John Mason, Principal, St James', kolkata


Our fondest memories are with those with whom we have experienced life changing moments. Sadly it seems that such intense and treasured memories lie in the deep recess of our minds, giving pleasure to self, from time to time. It is time now to acknowledge these special folks in my life, to share with others, and to honour.


John Mason is one such treasured person in my life. He was the principal of St James’ School during the period 1980-1982. St James’ school was everything one hoped for, and John Mason, the perfect quintessential Principal.

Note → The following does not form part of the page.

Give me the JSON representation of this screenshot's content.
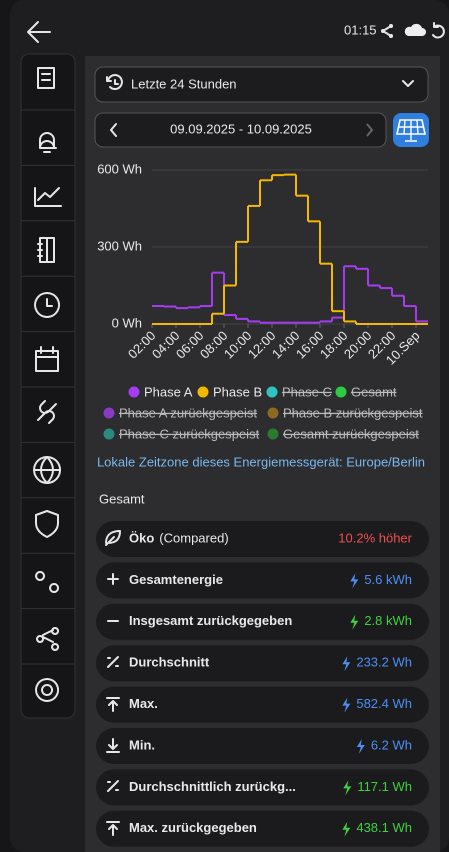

I met him during the admission time, and he was cautious about my grades in Hindi. I was adamant that I would do well in the board exam. He leant forward and said, ’Tell you what, come see me, when your results are out”. That ended the debate. Months later I went back. He admitted me on the spot.

Mason encouraged all of us to participate in extra curricular activities. One day he strolled into our classroom and his eyes settled on me as he invited me to take part in the debate competition. I protested, saying I could never debate. “How would you know you cannot”, he countered, “unless you tried. I want to see you on the podium next week, young man” he said as he walked out. The next week I went up on the podium, my first time, and over the years many such events followed. But it was just sheer nectar, that first moment when he walked up to me after the debate, and shook my hand, my face all flushed and red with excitement.

Then there was that moment pre selection ahead of the final exams when he walked into our class, and started to address each student, exhorting each one to give their best performance. When my turn came, he looked at my academic progress scores, which was quite good, but his eye picked the lowest subject (no guesses, it was Hindi again).  “So what do you have to say about this”, he challenged me. I will do well, I replied, but weakly, this time quite uncertain of myself.

Then to my surprise he said, ‘I know you will do well. I recall the day on the track field last summer. You had red all over your foot (I had wounded myself and bloodly). You still picked yourself and ran that race and completed it. I know you will finish this one too”. No surprise he words spurred me. I put my mind to the task, not so much for myself but for the faith he had put in me.

I finished off St James’ as a school prefect, stood second in my class in the board exams, and had a string of certificates in field and track events, soccer, as also debating, elocution and plays.


I curiously wonder what made John Mason pick me that day in class? I know it could have been anyone: each of us is a seed of potential. Today, I would like to thank you Sir. Your encouragement helped me, as I am sure that would be true for so many others.